We shouldn’t just come together for the Super Bowl. We need moments of sober and humble commonality, too. We need to stand for the National Anthem, even if there are better patriotic songs; and place our hands on our hearts for the Pledge of Allegiance. If we don’t remind ourselves, with quiet passion, why we are here and just how remarkable that is, we risk losing what we have.
Another Reason to Celebrate
Speaking of humility and consequence, my old Washington Bureau Chief at Newsweek, Evan Thomas, gave this exquisite eulogy for Sandra Day O’Connor, a brilliant jurist who seemed to embody the fabric of the American West.
Apologies to those Offended
I take some care with my writing, so it was rather embarrassing that I began my most-read recent posting, The Times at Ebb Tide, with a blatant dangling modifier. Frank Bruni, who deserves annual celebration for his insights and good humor, explains the mechanics of grammar here. I tend not to worship at the grammarian shrine; sentence structure is a puzzle to be challenged and occasionally flouted. But you don’t begin an essay with a dangler. Sorry.

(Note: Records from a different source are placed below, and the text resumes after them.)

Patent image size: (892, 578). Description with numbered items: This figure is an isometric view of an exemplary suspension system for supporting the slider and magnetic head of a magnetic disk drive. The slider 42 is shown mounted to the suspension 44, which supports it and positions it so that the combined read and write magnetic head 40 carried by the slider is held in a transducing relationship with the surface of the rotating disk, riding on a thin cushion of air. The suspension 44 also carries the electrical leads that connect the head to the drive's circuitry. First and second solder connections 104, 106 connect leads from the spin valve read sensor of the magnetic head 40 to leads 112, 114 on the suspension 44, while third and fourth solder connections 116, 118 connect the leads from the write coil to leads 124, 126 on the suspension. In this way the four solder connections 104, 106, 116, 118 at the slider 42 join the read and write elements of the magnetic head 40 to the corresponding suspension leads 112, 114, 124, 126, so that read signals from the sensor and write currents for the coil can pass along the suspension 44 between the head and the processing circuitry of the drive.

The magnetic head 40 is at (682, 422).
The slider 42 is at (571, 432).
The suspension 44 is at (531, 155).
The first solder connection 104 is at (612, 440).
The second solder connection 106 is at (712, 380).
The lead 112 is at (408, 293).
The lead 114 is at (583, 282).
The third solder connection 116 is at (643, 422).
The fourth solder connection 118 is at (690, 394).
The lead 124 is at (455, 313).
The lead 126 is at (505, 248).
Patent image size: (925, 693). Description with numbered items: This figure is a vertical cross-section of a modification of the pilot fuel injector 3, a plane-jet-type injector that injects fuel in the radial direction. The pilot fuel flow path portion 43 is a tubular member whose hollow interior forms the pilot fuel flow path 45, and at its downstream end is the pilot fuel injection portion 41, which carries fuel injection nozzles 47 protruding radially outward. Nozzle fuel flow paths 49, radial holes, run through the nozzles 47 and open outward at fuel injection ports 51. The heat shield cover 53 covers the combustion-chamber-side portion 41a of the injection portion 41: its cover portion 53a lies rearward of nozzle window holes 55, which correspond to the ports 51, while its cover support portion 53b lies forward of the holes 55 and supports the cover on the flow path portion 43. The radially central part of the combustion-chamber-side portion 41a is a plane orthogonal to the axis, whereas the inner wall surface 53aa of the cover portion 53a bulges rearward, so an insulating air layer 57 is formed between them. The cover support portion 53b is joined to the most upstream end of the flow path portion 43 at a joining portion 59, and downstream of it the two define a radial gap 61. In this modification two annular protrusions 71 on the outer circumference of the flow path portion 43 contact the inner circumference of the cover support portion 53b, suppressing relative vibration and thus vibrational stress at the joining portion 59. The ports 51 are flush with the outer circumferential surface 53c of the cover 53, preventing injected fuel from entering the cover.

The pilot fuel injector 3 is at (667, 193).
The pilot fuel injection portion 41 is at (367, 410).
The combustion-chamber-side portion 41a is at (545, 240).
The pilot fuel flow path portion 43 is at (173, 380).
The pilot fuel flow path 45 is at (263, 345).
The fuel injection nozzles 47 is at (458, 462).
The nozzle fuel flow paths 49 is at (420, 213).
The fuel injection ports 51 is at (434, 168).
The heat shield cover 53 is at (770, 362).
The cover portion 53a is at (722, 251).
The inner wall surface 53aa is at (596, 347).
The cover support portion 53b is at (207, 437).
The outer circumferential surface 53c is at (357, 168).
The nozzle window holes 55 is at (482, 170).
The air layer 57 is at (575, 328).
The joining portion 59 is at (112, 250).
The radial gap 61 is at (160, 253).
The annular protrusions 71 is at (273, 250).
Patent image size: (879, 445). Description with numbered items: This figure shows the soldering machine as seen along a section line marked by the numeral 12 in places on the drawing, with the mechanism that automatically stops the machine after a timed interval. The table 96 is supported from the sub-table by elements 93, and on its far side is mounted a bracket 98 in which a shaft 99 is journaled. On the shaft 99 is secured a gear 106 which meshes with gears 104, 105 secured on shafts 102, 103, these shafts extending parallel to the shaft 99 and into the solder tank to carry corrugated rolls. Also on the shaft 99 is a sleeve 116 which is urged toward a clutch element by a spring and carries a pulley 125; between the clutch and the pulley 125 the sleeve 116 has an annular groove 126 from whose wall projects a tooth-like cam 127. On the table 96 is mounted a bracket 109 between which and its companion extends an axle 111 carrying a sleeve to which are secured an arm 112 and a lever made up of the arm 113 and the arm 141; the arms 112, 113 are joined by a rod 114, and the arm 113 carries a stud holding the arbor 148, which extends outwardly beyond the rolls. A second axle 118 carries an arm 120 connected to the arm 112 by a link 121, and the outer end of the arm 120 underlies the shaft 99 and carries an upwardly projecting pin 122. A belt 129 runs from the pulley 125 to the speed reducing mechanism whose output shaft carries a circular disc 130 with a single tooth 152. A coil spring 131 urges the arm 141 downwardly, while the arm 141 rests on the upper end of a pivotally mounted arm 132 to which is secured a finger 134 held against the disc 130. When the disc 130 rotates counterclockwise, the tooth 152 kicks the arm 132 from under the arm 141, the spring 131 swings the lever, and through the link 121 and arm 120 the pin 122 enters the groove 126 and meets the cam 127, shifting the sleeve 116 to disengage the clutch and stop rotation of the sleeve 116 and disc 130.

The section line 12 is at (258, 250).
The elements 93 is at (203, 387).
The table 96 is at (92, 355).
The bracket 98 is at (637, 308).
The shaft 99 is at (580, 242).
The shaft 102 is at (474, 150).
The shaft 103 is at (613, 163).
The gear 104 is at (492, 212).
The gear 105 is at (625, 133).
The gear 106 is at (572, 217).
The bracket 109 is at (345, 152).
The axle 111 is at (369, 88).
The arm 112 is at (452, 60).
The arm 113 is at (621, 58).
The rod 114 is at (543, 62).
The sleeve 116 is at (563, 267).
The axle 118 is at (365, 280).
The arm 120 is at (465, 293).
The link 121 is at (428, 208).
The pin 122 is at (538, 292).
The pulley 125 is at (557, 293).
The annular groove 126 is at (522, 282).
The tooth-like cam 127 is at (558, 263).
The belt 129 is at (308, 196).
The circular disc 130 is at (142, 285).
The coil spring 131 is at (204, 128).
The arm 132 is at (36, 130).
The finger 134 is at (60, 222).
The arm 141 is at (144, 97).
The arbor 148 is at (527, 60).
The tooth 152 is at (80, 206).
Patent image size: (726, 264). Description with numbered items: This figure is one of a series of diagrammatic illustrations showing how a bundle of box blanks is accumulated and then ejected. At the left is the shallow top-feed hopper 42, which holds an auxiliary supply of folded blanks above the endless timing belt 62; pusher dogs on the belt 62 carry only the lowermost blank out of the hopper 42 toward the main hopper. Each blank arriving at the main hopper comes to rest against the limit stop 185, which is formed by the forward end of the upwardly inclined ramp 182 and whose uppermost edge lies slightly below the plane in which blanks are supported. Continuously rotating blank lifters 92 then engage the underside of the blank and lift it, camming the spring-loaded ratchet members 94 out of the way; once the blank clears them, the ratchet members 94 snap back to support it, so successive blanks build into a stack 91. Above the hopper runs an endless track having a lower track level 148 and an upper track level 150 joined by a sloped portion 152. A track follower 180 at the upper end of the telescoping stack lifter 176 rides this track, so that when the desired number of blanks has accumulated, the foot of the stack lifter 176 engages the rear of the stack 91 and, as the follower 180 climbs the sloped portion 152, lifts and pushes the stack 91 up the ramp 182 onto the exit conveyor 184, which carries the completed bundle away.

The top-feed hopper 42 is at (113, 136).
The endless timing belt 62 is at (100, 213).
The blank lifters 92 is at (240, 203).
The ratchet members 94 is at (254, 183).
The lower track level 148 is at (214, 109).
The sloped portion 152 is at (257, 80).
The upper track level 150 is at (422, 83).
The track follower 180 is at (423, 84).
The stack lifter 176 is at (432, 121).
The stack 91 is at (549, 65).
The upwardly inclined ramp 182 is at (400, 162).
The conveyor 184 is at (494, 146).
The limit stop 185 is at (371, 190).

We do not have a blood-and-soil raison d’etre. We do not have a threatening neighbor that requires us to be unified or destroyed. What we do have is relatively short but fascinating history and a magnificent geography - and we ought to teach it. I only teach Sunday School but my forays in interaction with young people indicate that they are astoundingly ignorant of both, even in a purportedly good Westchester school system. Teaching the complexities of history was never easy but teachers are now scared to try - or not particularly interested in the first place. Partly overrun by the obsession with STEM, partly swamped by identity consciousness, we no longer tell our story in its crazy and heartbreaking glory. The void is subsequently filled by prosylatizers and con artists - and polarization ensues. A weird nostalgia drives both the left and right, a greater understanding of history can help put it in perspective.
Such a moving, perspicacious essay, as well as a courageous one, in many respects. Truly a gift to read this on Christmas Day, just a few hours after listening to King Charles’ speech.